Yesterday, while catching up on days of RSS-feed news, I stopped grazing and actually read TechCrunch Christmas Eve post “#MisguidedPR: The Industry’s Internal Crisis” by Colin Jordan, who is—what many of my peers would call—a flack. I rarely use the descriptor, deeming it as condescending. But for this post, the term fits.

The commentary’s objective is clear: To encourage his colleagues to abandon past public relations strategies that are obsolete today. Part of the problem he identifies is imbalance: There are way many more flacks than there are journalists (but perhaps not bloggers, I must add). Using U.S. Department of Labor statistics, he finds “5.7 PR professionals for every one journalist”. Because I do my own reporting rather than source someone else, whenever possible (most often), I checked the data. 

Us vs Them
“A U.S. Department of Labor report last year stated there were approximately 57,000 PR managers and 208,000 PR specialists in America; conversely, there were only 46,500 journalists”, he writes. I find slightly different numbers, from the same source, designated current: 240,700 PR specialists; 65,800 public relations and fundraising managers; 54,400 reporters, correspondents, and broadcast news analysts. Ratio comparing the first category to the last is 4.42 to 1.

However, there are other ways to slice the data. For example: 42,280 reporters and correspondents, which doesn’t include bloggers (near as I can tell) or writers for other organizations that might engage PR pros (like trade organizations or government agencies, for example). The Labor Dept.’s Media Communication Occupations site gives broader category breakdown.

Nitpicking numbers aside, Colin is right that “instead of minding the gap, most PR people proceed to inundate the outnumbered journalists with massive amounts of form-pitch emails, unwarranted phone calls and embargoed press releases—which are rarely considered helpful by a journalist”. However, I must qualify: The journalist who originally reports rather than regurgitates what he or she second-hand sources.

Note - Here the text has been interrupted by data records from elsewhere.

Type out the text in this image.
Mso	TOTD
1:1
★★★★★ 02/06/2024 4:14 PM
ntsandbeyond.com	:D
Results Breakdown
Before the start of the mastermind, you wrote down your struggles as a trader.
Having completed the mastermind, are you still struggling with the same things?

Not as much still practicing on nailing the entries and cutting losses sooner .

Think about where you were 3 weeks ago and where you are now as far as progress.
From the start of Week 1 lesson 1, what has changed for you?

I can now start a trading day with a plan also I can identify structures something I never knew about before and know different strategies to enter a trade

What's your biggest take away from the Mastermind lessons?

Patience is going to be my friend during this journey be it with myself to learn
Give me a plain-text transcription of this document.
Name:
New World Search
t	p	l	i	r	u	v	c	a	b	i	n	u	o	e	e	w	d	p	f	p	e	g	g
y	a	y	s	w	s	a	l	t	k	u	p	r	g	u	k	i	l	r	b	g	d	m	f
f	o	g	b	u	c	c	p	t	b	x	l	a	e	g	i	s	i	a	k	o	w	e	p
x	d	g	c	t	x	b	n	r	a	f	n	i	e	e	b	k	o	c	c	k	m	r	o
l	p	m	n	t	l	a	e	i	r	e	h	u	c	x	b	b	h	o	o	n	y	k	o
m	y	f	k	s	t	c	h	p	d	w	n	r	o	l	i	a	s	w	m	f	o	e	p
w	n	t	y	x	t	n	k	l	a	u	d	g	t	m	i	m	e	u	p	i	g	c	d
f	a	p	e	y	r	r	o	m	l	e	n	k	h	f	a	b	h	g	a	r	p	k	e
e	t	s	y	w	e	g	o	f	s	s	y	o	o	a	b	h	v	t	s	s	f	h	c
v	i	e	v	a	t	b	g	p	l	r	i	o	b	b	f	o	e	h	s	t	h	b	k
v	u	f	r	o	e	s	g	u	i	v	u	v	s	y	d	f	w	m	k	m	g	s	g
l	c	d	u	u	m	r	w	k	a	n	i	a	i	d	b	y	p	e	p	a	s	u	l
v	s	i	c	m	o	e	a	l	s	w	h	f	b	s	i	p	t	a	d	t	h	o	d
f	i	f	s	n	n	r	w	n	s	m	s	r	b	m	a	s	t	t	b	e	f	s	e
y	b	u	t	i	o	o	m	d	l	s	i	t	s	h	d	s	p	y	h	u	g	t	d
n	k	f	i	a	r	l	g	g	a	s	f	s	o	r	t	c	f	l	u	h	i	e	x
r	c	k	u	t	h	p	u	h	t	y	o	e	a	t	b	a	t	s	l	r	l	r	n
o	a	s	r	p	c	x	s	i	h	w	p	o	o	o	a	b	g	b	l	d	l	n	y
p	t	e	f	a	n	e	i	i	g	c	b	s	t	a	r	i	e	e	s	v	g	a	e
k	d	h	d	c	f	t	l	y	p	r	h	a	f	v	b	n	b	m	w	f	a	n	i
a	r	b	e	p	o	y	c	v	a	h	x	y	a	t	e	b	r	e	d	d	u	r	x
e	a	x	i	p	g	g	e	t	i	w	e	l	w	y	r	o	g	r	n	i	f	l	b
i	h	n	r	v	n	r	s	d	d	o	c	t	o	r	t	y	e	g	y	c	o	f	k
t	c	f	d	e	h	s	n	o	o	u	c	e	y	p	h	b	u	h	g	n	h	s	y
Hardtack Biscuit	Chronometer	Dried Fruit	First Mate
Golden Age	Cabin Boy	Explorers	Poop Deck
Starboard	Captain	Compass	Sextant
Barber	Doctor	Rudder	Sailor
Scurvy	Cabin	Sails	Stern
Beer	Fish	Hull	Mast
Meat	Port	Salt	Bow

Bloggers working on quotas may find aggressive pitching all too helpful, and that’s where the Fourth, or Fifth, Estate falls flat-faced into the cooling flak-pitched cement. That’s terrible for responsible, accurate news gathering, when the pitch hardens into pseudo-news. The PR pitcher does his or her job; the journalist, or blogger, fails by turning the pitch into news—and that can be more: The “Journalism and Corporate Blog Problem” that I warned about in October 2014.

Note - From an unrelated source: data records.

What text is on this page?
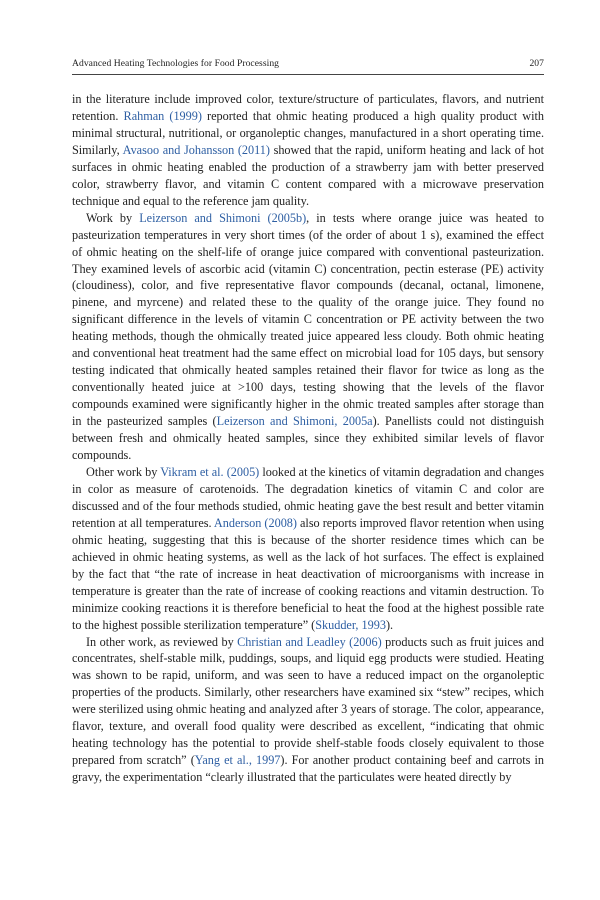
Advanced Heating Technologies for Food Processing	207

in the literature include improved color, texture/structure of particulates, flavors, and nutrient retention. Rahman (1999) reported that ohmic heating produced a high quality product with minimal structural, nutritional, or organoleptic changes, manufactured in a short operating time. Similarly, Avasoo and Johansson (2011) showed that the rapid, uniform heating and lack of hot surfaces in ohmic heating enabled the production of a strawberry jam with better preserved color, strawberry flavor, and vitamin C content compared with a microwave preservation technique and equal to the reference jam quality.

Work by Leizerson and Shimoni (2005b), in tests where orange juice was heated to pasteurization temperatures in very short times (of the order of about 1 s), examined the effect of ohmic heating on the shelf-life of orange juice compared with conventional pasteurization. They examined levels of ascorbic acid (vitamin C) concentration, pectin esterase (PE) activity (cloudiness), color, and five representative flavor compounds (decanal, octanal, limonene, pinene, and myrcene) and related these to the quality of the orange juice. They found no significant difference in the levels of vitamin C concentration or PE activity between the two heating methods, though the ohmically treated juice appeared less cloudy. Both ohmic heating and conventional heat treatment had the same effect on microbial load for 105 days, but sensory testing indicated that ohmically heated samples retained their flavor for twice as long as the conventionally heated juice at >100 days, testing showing that the levels of the flavor compounds examined were significantly higher in the ohmic treated samples after storage than in the pasteurized samples (Leizerson and Shimoni, 2005a). Panellists could not distinguish between fresh and ohmically heated samples, since they exhibited similar levels of flavor compounds.

Other work by Vikram et al. (2005) looked at the kinetics of vitamin degradation and changes in color as measure of carotenoids. The degradation kinetics of vitamin C and color are discussed and of the four methods studied, ohmic heating gave the best result and better vitamin retention at all temperatures. Anderson (2008) also reports improved flavor retention when using ohmic heating, suggesting that this is because of the shorter residence times which can be achieved in ohmic heating systems, as well as the lack of hot surfaces. The effect is explained by the fact that “the rate of increase in heat deactivation of microorganisms with increase in temperature is greater than the rate of increase of cooking reactions and vitamin destruction. To minimize cooking reactions it is therefore beneficial to heat the food at the highest possible rate to the highest possible sterilization temperature” (Skudder, 1993).

In other work, as reviewed by Christian and Leadley (2006) products such as fruit juices and concentrates, shelf-stable milk, puddings, soups, and liquid egg products were studied. Heating was shown to be rapid, uniform, and was seen to have a reduced impact on the organoleptic properties of the products. Similarly, other researchers have examined six “stew” recipes, which were sterilized using ohmic heating and analyzed after 3 years of storage. The color, appearance, flavor, texture, and overall food quality were described as excellent, “indicating that ohmic heating technology has the potential to provide shelf-stable foods closely equivalent to those prepared from scratch” (Yang et al., 1997). For another product containing beef and carrots in gravy, the experimentation “clearly illustrated that the particulates were heated directly by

PR specialists have long outnumbered journalists. What’s different today: There are more PR specialists (which this year returns to 2008 levels) but fewer journalists and correspondents (down 16.8 percent since 2008). By my calculations, the ratio was 4.7 to 1 seven years ago and 5.7 to 1 in 2014 (using most recent comparable government data, whichconcurs with Colin’s ratio). I wouldn’t call the increase astronomical.

Noise, Noise
While we are outnumbered, presumably pitching is broader than just journalists—and, if so few of us respond as Colin contends, PR specialists surely can’t feel there are more of them than us. “If a PR pitch falls into an inbox and no one reads it…”

I agree with him:

The reality of our modern world of media is that many outlets are literally trying to survive, let alone monetize. For the most part, journalists are the ones on the losing end of the PR/reporter relationship. They are forced to deal with absurd pitches that drown out an actual meaningful pitch that gets lost amongst 350 spam emails before lunch.

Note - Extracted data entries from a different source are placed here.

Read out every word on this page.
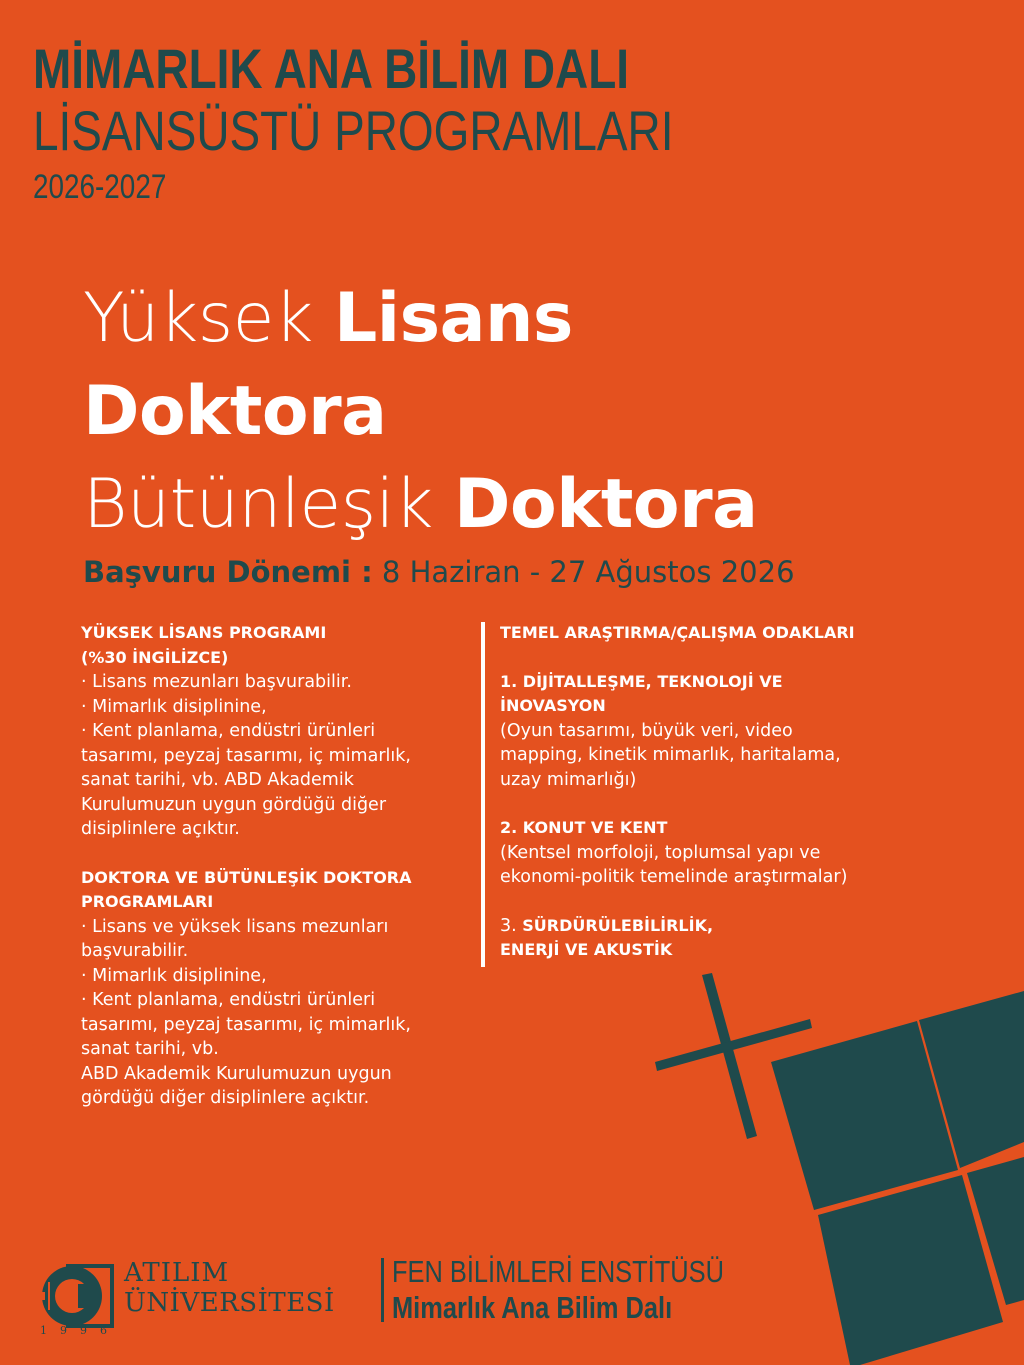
MİMARLIK ANA BİLİM DALI
LİSANSÜSTÜ PROGRAMLARI
2026-2027
Yüksek Lisans
Doktora
Bütünleşik Doktora
Başvuru Dönemi : 8 Haziran - 27 Ağustos 2026
YÜKSEK LİSANS PROGRAMI
(%30 İNGİLİZCE)
· Lisans mezunları başvurabilir.
· Mimarlık disiplinine,
· Kent planlama, endüstri ürünleri
tasarımı, peyzaj tasarımı, iç mimarlık,
sanat tarihi, vb. ABD Akademik
Kurulumuzun uygun gördüğü diğer
disiplinlere açıktır.
DOKTORA VE BÜTÜNLEŞİK DOKTORA
PROGRAMLARI
· Lisans ve yüksek lisans mezunları
başvurabilir.
· Mimarlık disiplinine,
· Kent planlama, endüstri ürünleri
tasarımı, peyzaj tasarımı, iç mimarlık,
sanat tarihi, vb.
ABD Akademik Kurulumuzun uygun
gördüğü diğer disiplinlere açıktır.
TEMEL ARAŞTIRMA/ÇALIŞMA ODAKLARI
1. DİJİTALLEŞME, TEKNOLOJİ VE
İNOVASYON
(Oyun tasarımı, büyük veri, video
mapping, kinetik mimarlık, haritalama,
uzay mimarlığı)
2. KONUT VE KENT
(Kentsel morfoloji, toplumsal yapı ve
ekonomi-politik temelinde araştırmalar)
3. SÜRDÜRÜLEBİLİRLİK,
ENERJİ VE AKUSTİK
ATILIM
ÜNİVERSİTESİ
1996
FEN BİLİMLERİ ENSTİTÜSÜ
Mimarlık Ana Bilim Dalı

I see the lopsided relationship differently. News orgs struggling to make money off the Google free economy seek to produce more content to generate pagewviews that increase advertising revenue. Packaged pitches present journalists and their editors easy content. Colin likens the lopsided number of flacks to journos as the “equivalent to having six crying babies with only one babysitter to try to simultaneously get them bottles to quench their thirst”. I see a brood of foxes raiding the hen house.

Most news gatherers are better off ignoring the majority of pitches and instead reporting independently. I regard all the public relations noise differently than does Colin. When news or blog  site monetization is low and quotas are high, PR pitches present easy content, particularly which some CEO or other executive writes for free.

Hehe, kind of like Colin’s commentary—his one and only contribution to TechCrunch. Is that so terrible? Perhaps the answer deserves another post, but I will answer briefly for now, repeating something I’ve expressed many times before: Meaningful original content builds (and maintains) audience.